You can pass in an existing sessionId to the CUA task so that it can execute the task on an existing session. Also, if you want to keep the session open after executing the task, you can supply the keepBrowserOpen parameter.
import { Hyperbrowser } from "@hyperbrowser/sdk";
import { config } from "dotenv";

config();

const client = new Hyperbrowser({
  apiKey: process.env.HYPERBROWSER_API_KEY,
});

const main = async () => {
  const session = await client.sessions.create();

  try {
    const result = await client.agents.cua.startAndWait({
      task: "What is the title of the first post on Hacker News today?",
      sessionId: session.id,
      keepBrowserOpen: true,
    });

    console.log(`Output:\n${result.data?.finalResult}`);

    const result2 = await client.agents.cua.startAndWait({
      task: "Tell me how many upvotes the first post has.",
      sessionId: session.id,
    });

    console.log(`\nOutput:\n${result2.data?.finalResult}`);
  } catch (err) {
    console.error(`Error: ${err}`);
  } finally {
    await client.sessions.stop(session.id);
  }
};

main().catch((err) => {
  console.error(`Error: ${err.message}`);
});
Always set keepBrowserOpen: true on tasks that you want to reuse the session from.
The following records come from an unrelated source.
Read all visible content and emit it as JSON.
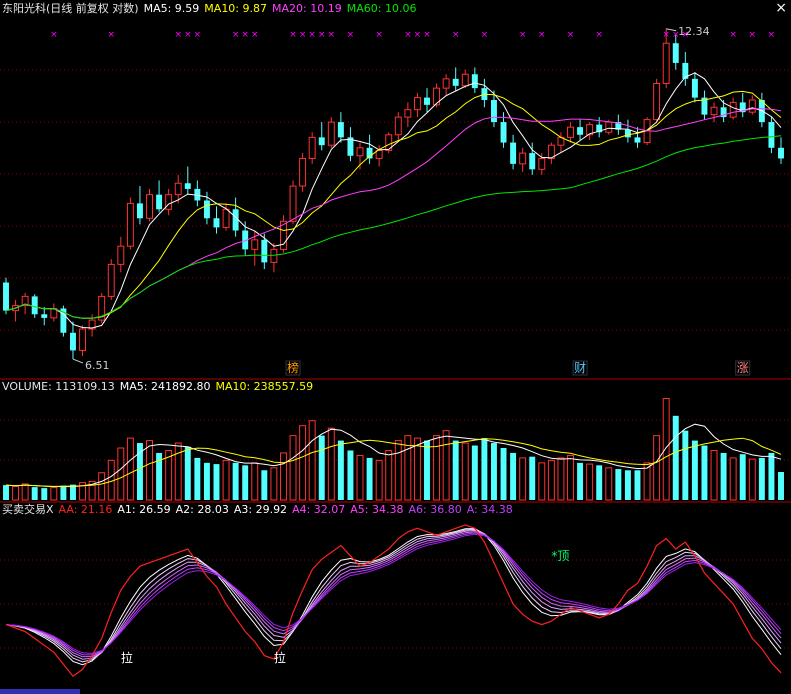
{
  "price_header": {
    "title": "东阳光科(日线 前复权 对数)",
    "ma5": "MA5: 9.59",
    "ma10": "MA10: 9.87",
    "ma20": "MA20: 10.19",
    "ma60": "MA60: 10.06"
  },
  "volume_header": {
    "title": "VOLUME: 113109.13",
    "ma5": "MA5: 241892.80",
    "ma10": "MA10: 238557.59"
  },
  "indicator_header": {
    "title": "买卖交易X",
    "aa": "AA: 21.16",
    "a1": "A1: 26.59",
    "a2": "A2: 28.03",
    "a3": "A3: 29.92",
    "a4": "A4: 32.07",
    "a5": "A5: 34.38",
    "a6": "A6: 36.80",
    "a": "A: 34.38"
  },
  "annotations": {
    "high_label": "12.34",
    "low_label": "6.51",
    "event_bang": "榜",
    "event_cai": "财",
    "event_zhang": "涨",
    "signal_ding": "*顶",
    "signal_la1": "拉",
    "signal_la2": "拉"
  },
  "close_glyph": "×",
  "colors": {
    "up": "#ff3232",
    "down": "#54ffff",
    "ma5": "#ffffff",
    "ma10": "#ffff00",
    "ma20": "#ff40ff",
    "ma60": "#00e600",
    "grid": "#8b0000",
    "aa": "#ff2020",
    "band": "#ff00ff"
  },
  "chart_data": [
    {
      "type": "candlestick",
      "title": "东阳光科(日线 前复权 对数)",
      "y_scale": "log",
      "ylim": [
        6.3,
        12.6
      ],
      "low_marked": 6.51,
      "high_marked": 12.34,
      "candles": [
        [
          7.55,
          7.62,
          7.1,
          7.15
        ],
        [
          7.15,
          7.3,
          7.0,
          7.22
        ],
        [
          7.22,
          7.4,
          7.1,
          7.35
        ],
        [
          7.35,
          7.38,
          7.05,
          7.1
        ],
        [
          7.1,
          7.2,
          6.95,
          7.05
        ],
        [
          7.05,
          7.25,
          7.0,
          7.18
        ],
        [
          7.18,
          7.22,
          6.8,
          6.85
        ],
        [
          6.85,
          7.0,
          6.51,
          6.62
        ],
        [
          6.62,
          6.95,
          6.55,
          6.9
        ],
        [
          6.9,
          7.1,
          6.8,
          7.02
        ],
        [
          7.02,
          7.4,
          6.98,
          7.35
        ],
        [
          7.35,
          7.9,
          7.3,
          7.82
        ],
        [
          7.82,
          8.25,
          7.7,
          8.1
        ],
        [
          8.1,
          8.9,
          8.05,
          8.8
        ],
        [
          8.8,
          9.1,
          8.45,
          8.55
        ],
        [
          8.55,
          9.05,
          8.5,
          8.95
        ],
        [
          8.95,
          9.2,
          8.65,
          8.7
        ],
        [
          8.7,
          9.05,
          8.6,
          8.95
        ],
        [
          8.95,
          9.3,
          8.8,
          9.15
        ],
        [
          9.15,
          9.45,
          8.95,
          9.05
        ],
        [
          9.05,
          9.2,
          8.75,
          8.85
        ],
        [
          8.85,
          9.0,
          8.45,
          8.55
        ],
        [
          8.55,
          8.75,
          8.3,
          8.4
        ],
        [
          8.4,
          8.8,
          8.35,
          8.7
        ],
        [
          8.7,
          8.9,
          8.25,
          8.35
        ],
        [
          8.35,
          8.5,
          7.95,
          8.05
        ],
        [
          8.05,
          8.35,
          7.8,
          8.2
        ],
        [
          8.2,
          8.3,
          7.75,
          7.85
        ],
        [
          7.85,
          8.15,
          7.7,
          8.05
        ],
        [
          8.05,
          8.6,
          8.0,
          8.5
        ],
        [
          8.5,
          9.2,
          8.45,
          9.1
        ],
        [
          9.1,
          9.7,
          9.0,
          9.6
        ],
        [
          9.6,
          10.1,
          9.5,
          10.0
        ],
        [
          10.0,
          10.3,
          9.75,
          9.85
        ],
        [
          9.85,
          10.4,
          9.8,
          10.3
        ],
        [
          10.3,
          10.5,
          9.9,
          10.0
        ],
        [
          10.0,
          10.2,
          9.55,
          9.65
        ],
        [
          9.65,
          9.9,
          9.4,
          9.8
        ],
        [
          9.8,
          10.05,
          9.5,
          9.6
        ],
        [
          9.6,
          9.85,
          9.45,
          9.75
        ],
        [
          9.75,
          10.1,
          9.7,
          10.05
        ],
        [
          10.05,
          10.5,
          9.95,
          10.4
        ],
        [
          10.4,
          10.7,
          10.2,
          10.55
        ],
        [
          10.55,
          10.9,
          10.4,
          10.8
        ],
        [
          10.8,
          11.0,
          10.5,
          10.65
        ],
        [
          10.65,
          11.1,
          10.6,
          11.0
        ],
        [
          11.0,
          11.3,
          10.85,
          11.2
        ],
        [
          11.2,
          11.45,
          10.95,
          11.05
        ],
        [
          11.05,
          11.4,
          11.0,
          11.3
        ],
        [
          11.3,
          11.45,
          10.9,
          11.0
        ],
        [
          11.0,
          11.2,
          10.6,
          10.75
        ],
        [
          10.75,
          10.95,
          10.2,
          10.3
        ],
        [
          10.3,
          10.5,
          9.8,
          9.9
        ],
        [
          9.9,
          10.05,
          9.4,
          9.5
        ],
        [
          9.5,
          9.8,
          9.35,
          9.7
        ],
        [
          9.7,
          9.9,
          9.3,
          9.4
        ],
        [
          9.4,
          9.7,
          9.3,
          9.6
        ],
        [
          9.6,
          9.9,
          9.5,
          9.85
        ],
        [
          9.85,
          10.1,
          9.7,
          10.0
        ],
        [
          10.0,
          10.3,
          9.9,
          10.2
        ],
        [
          10.2,
          10.35,
          9.95,
          10.05
        ],
        [
          10.05,
          10.3,
          9.95,
          10.25
        ],
        [
          10.25,
          10.4,
          10.0,
          10.1
        ],
        [
          10.1,
          10.35,
          10.05,
          10.3
        ],
        [
          10.3,
          10.45,
          10.05,
          10.15
        ],
        [
          10.15,
          10.35,
          9.9,
          10.0
        ],
        [
          10.0,
          10.2,
          9.8,
          9.9
        ],
        [
          9.9,
          10.4,
          9.85,
          10.35
        ],
        [
          10.35,
          11.2,
          10.3,
          11.1
        ],
        [
          11.1,
          12.34,
          11.0,
          12.0
        ],
        [
          12.0,
          12.2,
          11.4,
          11.55
        ],
        [
          11.55,
          11.8,
          11.05,
          11.2
        ],
        [
          11.2,
          11.35,
          10.7,
          10.8
        ],
        [
          10.8,
          10.95,
          10.35,
          10.45
        ],
        [
          10.45,
          10.7,
          10.3,
          10.6
        ],
        [
          10.6,
          10.75,
          10.3,
          10.4
        ],
        [
          10.4,
          10.8,
          10.35,
          10.7
        ],
        [
          10.7,
          10.9,
          10.4,
          10.5
        ],
        [
          10.5,
          10.85,
          10.45,
          10.75
        ],
        [
          10.75,
          10.9,
          10.2,
          10.3
        ],
        [
          10.3,
          10.4,
          9.7,
          9.8
        ],
        [
          9.8,
          10.0,
          9.5,
          9.6
        ]
      ],
      "series": [
        {
          "name": "MA5",
          "value_last": 9.59
        },
        {
          "name": "MA10",
          "value_last": 9.87
        },
        {
          "name": "MA20",
          "value_last": 10.19
        },
        {
          "name": "MA60",
          "value_last": 10.06
        }
      ]
    },
    {
      "type": "bar",
      "title": "VOLUME: 113109.13",
      "ylim": [
        0,
        420000
      ],
      "values": [
        60000,
        55000,
        65000,
        52000,
        48000,
        50000,
        58000,
        62000,
        70000,
        75000,
        110000,
        160000,
        210000,
        250000,
        230000,
        240000,
        190000,
        200000,
        230000,
        215000,
        170000,
        150000,
        145000,
        160000,
        150000,
        140000,
        150000,
        120000,
        130000,
        190000,
        260000,
        300000,
        320000,
        260000,
        290000,
        240000,
        200000,
        180000,
        170000,
        160000,
        200000,
        240000,
        260000,
        250000,
        240000,
        260000,
        280000,
        240000,
        230000,
        220000,
        250000,
        230000,
        210000,
        190000,
        170000,
        175000,
        150000,
        160000,
        170000,
        180000,
        150000,
        145000,
        140000,
        130000,
        125000,
        120000,
        120000,
        150000,
        260000,
        410000,
        340000,
        280000,
        240000,
        220000,
        200000,
        190000,
        170000,
        185000,
        165000,
        170000,
        190000,
        113109
      ],
      "series": [
        {
          "name": "MA5",
          "value_last": 241892.8
        },
        {
          "name": "MA10",
          "value_last": 238557.59
        }
      ]
    },
    {
      "type": "line",
      "title": "买卖交易X",
      "ylim": [
        0,
        100
      ],
      "aa": [
        38,
        36,
        34,
        30,
        26,
        22,
        15,
        8,
        12,
        20,
        30,
        45,
        58,
        66,
        72,
        74,
        76,
        78,
        80,
        82,
        74,
        66,
        60,
        50,
        42,
        34,
        28,
        20,
        18,
        28,
        45,
        58,
        70,
        76,
        80,
        84,
        78,
        72,
        74,
        78,
        82,
        88,
        92,
        94,
        92,
        90,
        92,
        94,
        96,
        94,
        86,
        74,
        62,
        50,
        44,
        40,
        38,
        40,
        44,
        48,
        46,
        44,
        42,
        44,
        50,
        58,
        62,
        72,
        84,
        88,
        82,
        86,
        78,
        68,
        62,
        56,
        50,
        40,
        30,
        24,
        16,
        10
      ],
      "a_bands": [
        {
          "name": "A1",
          "value_last": 26.59
        },
        {
          "name": "A2",
          "value_last": 28.03
        },
        {
          "name": "A3",
          "value_last": 29.92
        },
        {
          "name": "A4",
          "value_last": 32.07
        },
        {
          "name": "A5",
          "value_last": 34.38
        },
        {
          "name": "A6",
          "value_last": 36.8
        }
      ],
      "a_value_last": 34.38,
      "aa_value_last": 21.16
    }
  ]
}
Otherwise, the session will be automatically closed when the task completes.

Using Your Own API Keys

Bring your own OpenAI API key to avoid consuming Hyperbrowser credits for LLM calls. You’ll still be charged for browser session usage, but save on token costs.
import { Hyperbrowser } from "@hyperbrowser/sdk";
import { config } from "dotenv";

config();

const client = new Hyperbrowser({
  apiKey: process.env.HYPERBROWSER_API_KEY,
});

const main = async () => {
  const result = await client.agents.cua.startAndWait({
    task: "What is the title of the first post on Hacker News today?",
    useCustomApiKeys: true,
    apiKeys: {
      openai: "<OPENAI_API_KEY>",
    },
  });

  console.log(`Output:\n\n${result.data?.finalResult}`);
};

main().catch((err) => {
  console.error(`Error: ${err.message}`);
});

Session Configuration

Customize the browser session used by CUA with session options.
import { Hyperbrowser } from "@hyperbrowser/sdk";
import { config } from "dotenv";

config();

const client = new Hyperbrowser({
  apiKey: process.env.HYPERBROWSER_API_KEY,
});

const main = async () => {
  const result = await client.agents.cua.startAndWait({
    task: "What is the title of the first post on Hacker News today?",
    sessionOptions: {
      acceptCookies: true,
    }
  });

  console.log(`Output:\n\n${result.data?.finalResult}`);
};

main().catch((err) => {
  console.error(`Error: ${err.message}`);
});
sessionOptions only applies when creating a new session. If you provide a sessionId, these options are ignored.
Proxies and CAPTCHA solving add latency to page navigation. Only enable them when necessary for your use case.

Best Practices

Be explicit about what you want CUA to do. Instead of “check the website”, say “go to example.com, find the pricing page, and extract the cost of the Enterprise plan”.
Simple tasks need 10-20 steps. Complex multi-page workflows might need 50+ steps. Monitor failed tasks and adjust accordingly.
It is usually better to split up complex tasks into smaller, more manageable ones and execute them as separate agent calls on the same session.